7. George W. Bush led a strong diplomatic effort in the Sudan, ending a twenty year civil war in the nation that resulted in two million deaths.
Again, due to effective diplomacy, George W. Bush was able to make the world a safer place. The United States directly brought diplomatic pressure to bear against the Sudan, in which genocide had occurred in the Darfur region. The north and the south signed a cease fire on April 8, 2004, which not only ended direct fighting, but allowed humanitarian relief to be sent to the Darfur region, where as many as a million civilians were exterminated in death camps. Because of Bush's diplomatic efforts, the people of the Sudan can now begin to rebuild their nation after twenty years of terrible war.
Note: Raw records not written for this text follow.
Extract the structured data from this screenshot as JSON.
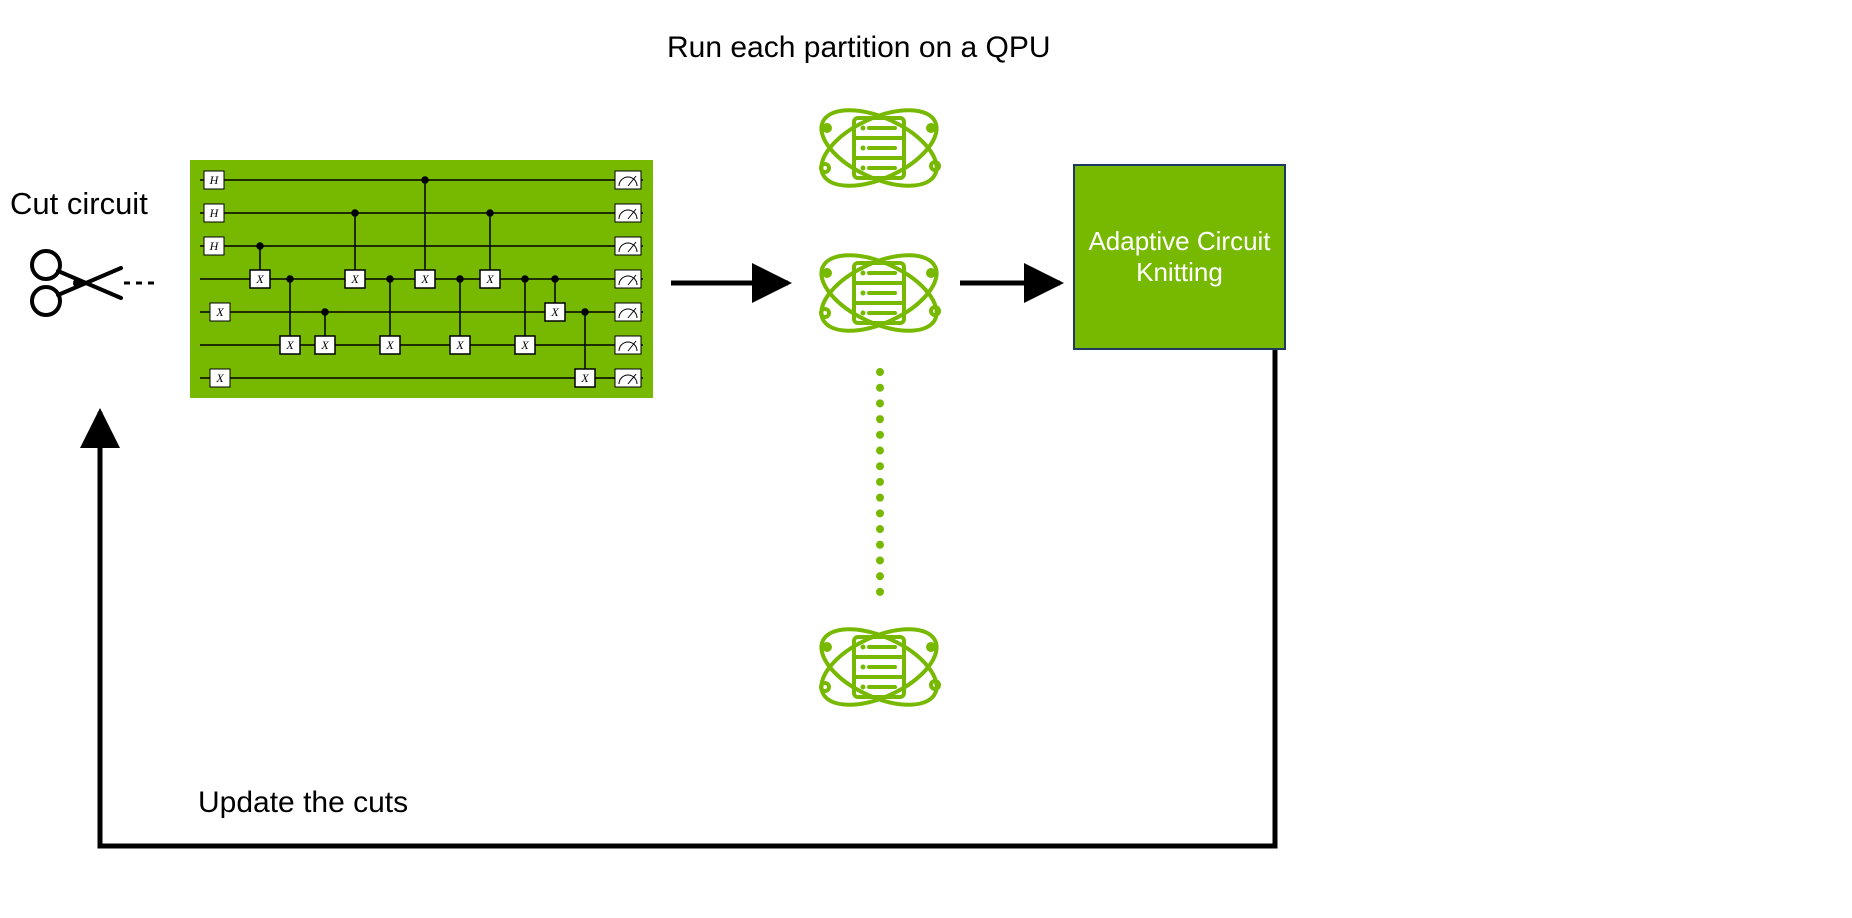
{
  "labels": {
    "cut_circuit": "Cut circuit",
    "run_partition": "Run each partition on a QPU",
    "update_cuts": "Update the cuts",
    "ack_box": "Adaptive Circuit Knitting"
  },
  "colors": {
    "green": "#76b900",
    "dark_border": "#1f3a5f",
    "black": "#000000",
    "white": "#ffffff"
  },
  "icons": {
    "scissors": "scissors-icon",
    "qpu": "quantum-server-icon"
  },
  "circuit": {
    "wires": 7,
    "init_gates": [
      "H",
      "H",
      "H",
      "X",
      "",
      "",
      "X"
    ],
    "x_gate_columns_note": "Quantum circuit schematic with CNOT dots, X gates, and measurement boxes on a green background"
  },
  "flow": [
    "Cut circuit",
    "Run each partition on a QPU (multiple QPUs)",
    "Adaptive Circuit Knitting",
    "Update the cuts (feedback loop back to Cut circuit)"
  ]
}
8. George W. Bush sponsored a $15 billion Emergency Plan for AIDS Relief, providing the largest single financial support against the spread of HIV and AIDS in history.
AIDS has killed more than 20 million people worldwide, and at least 40 million more are infected with the virus that causes AIDS. Bush's AIDS plan triples the original spending that the United States had invested in fighting the war against AIDS and HIV around the world. Most of this money will be sent straight to the most dense locations in terms of cases of HIV: the Caribbean and Africa, and the money will be used to directly support the 10 million plus AIDS orphans, provide treatments to 2 million people infected with AIDS, and provide education and counseling in heavily-infected areas which could prevent as many as 10 million additional infections. Bush's policy is directly using the money and resources of the United States to save lives.
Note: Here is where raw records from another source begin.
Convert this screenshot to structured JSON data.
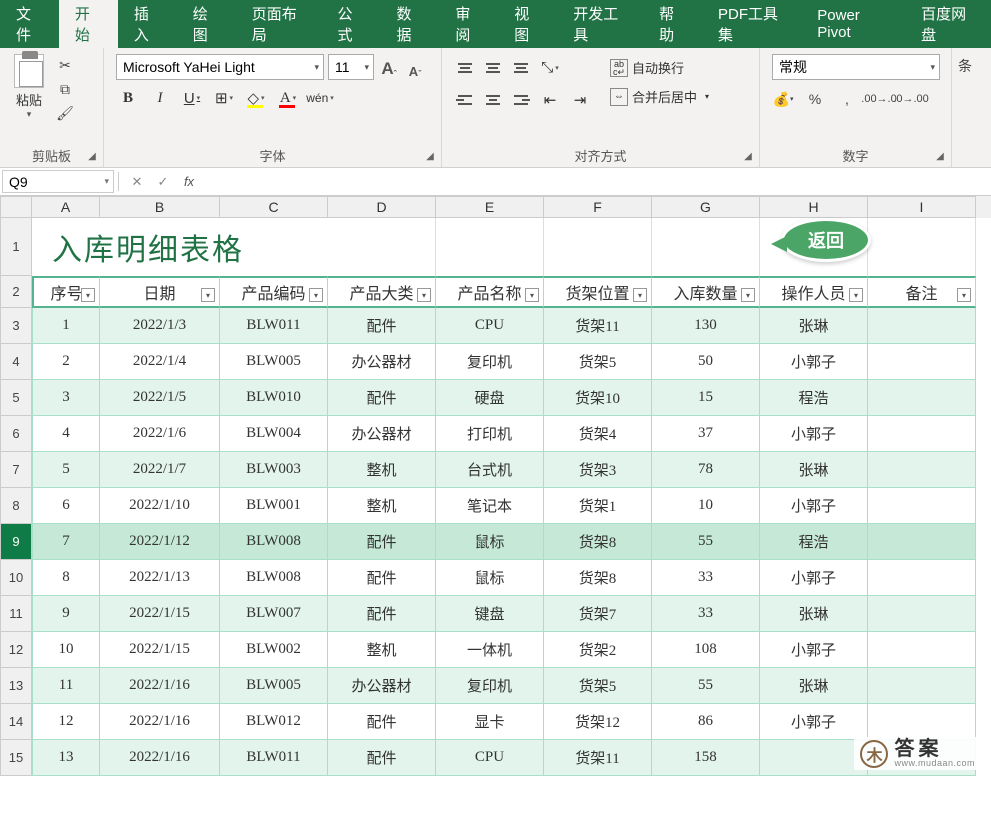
{
  "ribbon": {
    "tabs": [
      "文件",
      "开始",
      "插入",
      "绘图",
      "页面布局",
      "公式",
      "数据",
      "审阅",
      "视图",
      "开发工具",
      "帮助",
      "PDF工具集",
      "Power Pivot",
      "百度网盘"
    ],
    "active_tab": 1,
    "clipboard": {
      "paste": "粘贴",
      "label": "剪贴板"
    },
    "font": {
      "label": "字体",
      "name": "Microsoft YaHei Light",
      "size": "11",
      "increase": "A",
      "decrease": "A",
      "bold": "B",
      "italic": "I",
      "underline": "U",
      "wen": "wén"
    },
    "alignment": {
      "label": "对齐方式",
      "wrap": "自动换行",
      "merge": "合并后居中"
    },
    "number": {
      "label": "数字",
      "format": "常规",
      "percent": "%",
      "comma": ","
    },
    "edge": "条"
  },
  "namebox": "Q9",
  "formula": "",
  "columns": [
    "A",
    "B",
    "C",
    "D",
    "E",
    "F",
    "G",
    "H",
    "I"
  ],
  "row_numbers": [
    1,
    2,
    3,
    4,
    5,
    6,
    7,
    8,
    9,
    10,
    11,
    12,
    13,
    14,
    15
  ],
  "selected_row": 9,
  "title": "入库明细表格",
  "return_button": "返回",
  "headers": [
    "序号",
    "日期",
    "产品编码",
    "产品大类",
    "产品名称",
    "货架位置",
    "入库数量",
    "操作人员",
    "备注"
  ],
  "rows": [
    {
      "n": "1",
      "date": "2022/1/3",
      "code": "BLW011",
      "cat": "配件",
      "name": "CPU",
      "shelf": "货架11",
      "qty": "130",
      "op": "张琳",
      "note": ""
    },
    {
      "n": "2",
      "date": "2022/1/4",
      "code": "BLW005",
      "cat": "办公器材",
      "name": "复印机",
      "shelf": "货架5",
      "qty": "50",
      "op": "小郭子",
      "note": ""
    },
    {
      "n": "3",
      "date": "2022/1/5",
      "code": "BLW010",
      "cat": "配件",
      "name": "硬盘",
      "shelf": "货架10",
      "qty": "15",
      "op": "程浩",
      "note": ""
    },
    {
      "n": "4",
      "date": "2022/1/6",
      "code": "BLW004",
      "cat": "办公器材",
      "name": "打印机",
      "shelf": "货架4",
      "qty": "37",
      "op": "小郭子",
      "note": ""
    },
    {
      "n": "5",
      "date": "2022/1/7",
      "code": "BLW003",
      "cat": "整机",
      "name": "台式机",
      "shelf": "货架3",
      "qty": "78",
      "op": "张琳",
      "note": ""
    },
    {
      "n": "6",
      "date": "2022/1/10",
      "code": "BLW001",
      "cat": "整机",
      "name": "笔记本",
      "shelf": "货架1",
      "qty": "10",
      "op": "小郭子",
      "note": ""
    },
    {
      "n": "7",
      "date": "2022/1/12",
      "code": "BLW008",
      "cat": "配件",
      "name": "鼠标",
      "shelf": "货架8",
      "qty": "55",
      "op": "程浩",
      "note": ""
    },
    {
      "n": "8",
      "date": "2022/1/13",
      "code": "BLW008",
      "cat": "配件",
      "name": "鼠标",
      "shelf": "货架8",
      "qty": "33",
      "op": "小郭子",
      "note": ""
    },
    {
      "n": "9",
      "date": "2022/1/15",
      "code": "BLW007",
      "cat": "配件",
      "name": "键盘",
      "shelf": "货架7",
      "qty": "33",
      "op": "张琳",
      "note": ""
    },
    {
      "n": "10",
      "date": "2022/1/15",
      "code": "BLW002",
      "cat": "整机",
      "name": "一体机",
      "shelf": "货架2",
      "qty": "108",
      "op": "小郭子",
      "note": ""
    },
    {
      "n": "11",
      "date": "2022/1/16",
      "code": "BLW005",
      "cat": "办公器材",
      "name": "复印机",
      "shelf": "货架5",
      "qty": "55",
      "op": "张琳",
      "note": ""
    },
    {
      "n": "12",
      "date": "2022/1/16",
      "code": "BLW012",
      "cat": "配件",
      "name": "显卡",
      "shelf": "货架12",
      "qty": "86",
      "op": "小郭子",
      "note": ""
    },
    {
      "n": "13",
      "date": "2022/1/16",
      "code": "BLW011",
      "cat": "配件",
      "name": "CPU",
      "shelf": "货架11",
      "qty": "158",
      "op": "",
      "note": ""
    }
  ],
  "watermark": {
    "logo": "木",
    "text": "答案",
    "url": "www.mudaan.com"
  }
}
9. George W. Bush was responsible for revising the Department of Housing and Urban Development's Section 8 rent subsidies to disabled people, permitting them to use up to a year's worth of vouchers to finance down payments on homes.
This is beneficial in countless ways. First of all, it allows people with disabilities to have the opportunity to own their own home, which is a huge life step for all of us; for many with disabilities, the impact of home ownership on their lives is amazing. Second, it frees up taxpayer dollars and assets to help support disabled people who are eligible for the program but are still on waiting lists; when handicapped people are able to move on from their state-sponsored housing, space becomes available for other handicapped people to have the opportunity to live on their own, without relying on relatives. This act directly benefits the lives of countless handicapped people.
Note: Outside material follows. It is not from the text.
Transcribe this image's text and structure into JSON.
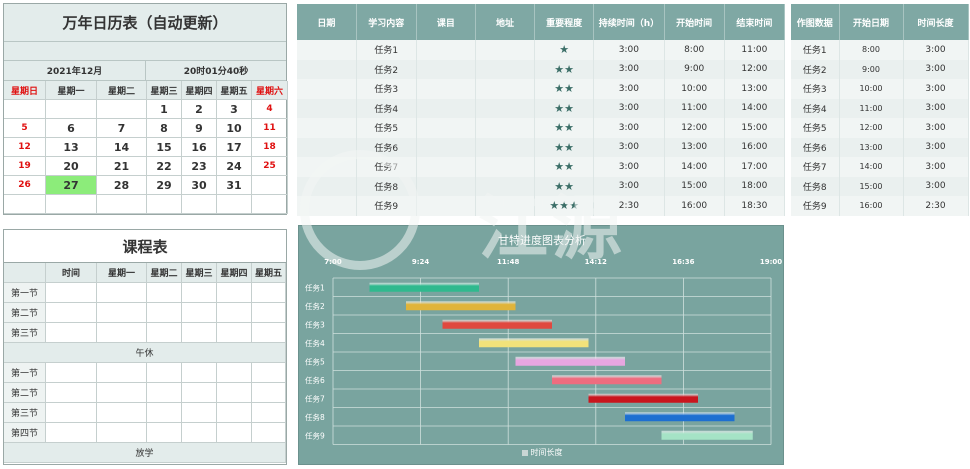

10. George W. Bush has put himself in harm's way repeatedly in an effort to inspire the nation in a post-9/11 world.
This seems simple, but it has huge psychological impact. On October 30, 2001, less than two months after 9/11, George W. Bush attended a World Series game. Prior to the start of the game, Bush stood out on the open field, within target range of literally tens of thousands of people, and proudly threw a pitch, demonstrating to an American public that we had no reason to be afraid. When the war in Iraq was looking bleak in late 2003, with insurgent fighting all around the troops, Bush visited the 82nd Airborne on Thanksgiving Day and sat down to dine with them, demonstrating that he also has the courage to be there. In both cases, I would not have wanted to be in the situation, but he was willing to put himself there to encourage the American people and a bunch of frightened troops. These actions seem so simple, but think back to FDR's fireside chats, which served the same purpose in a very frightened United States during the Great Depression. Such things have nothing to do with partisan politics, they have to do with what a leader is supposed to do, and Bush has demonstrated that he will do it.

To conclude, don't let either the liberal or conservative rhetoric that floats through political discourse today make you believe one way or another. Both John Kerry and George W. Bush have positives and negatives about them; it is up to you as a concerned individual to properly inform yourself about all candidates and not merely vote based on someone else's rhetoric.

The moral of this story is: be informed, or be lost.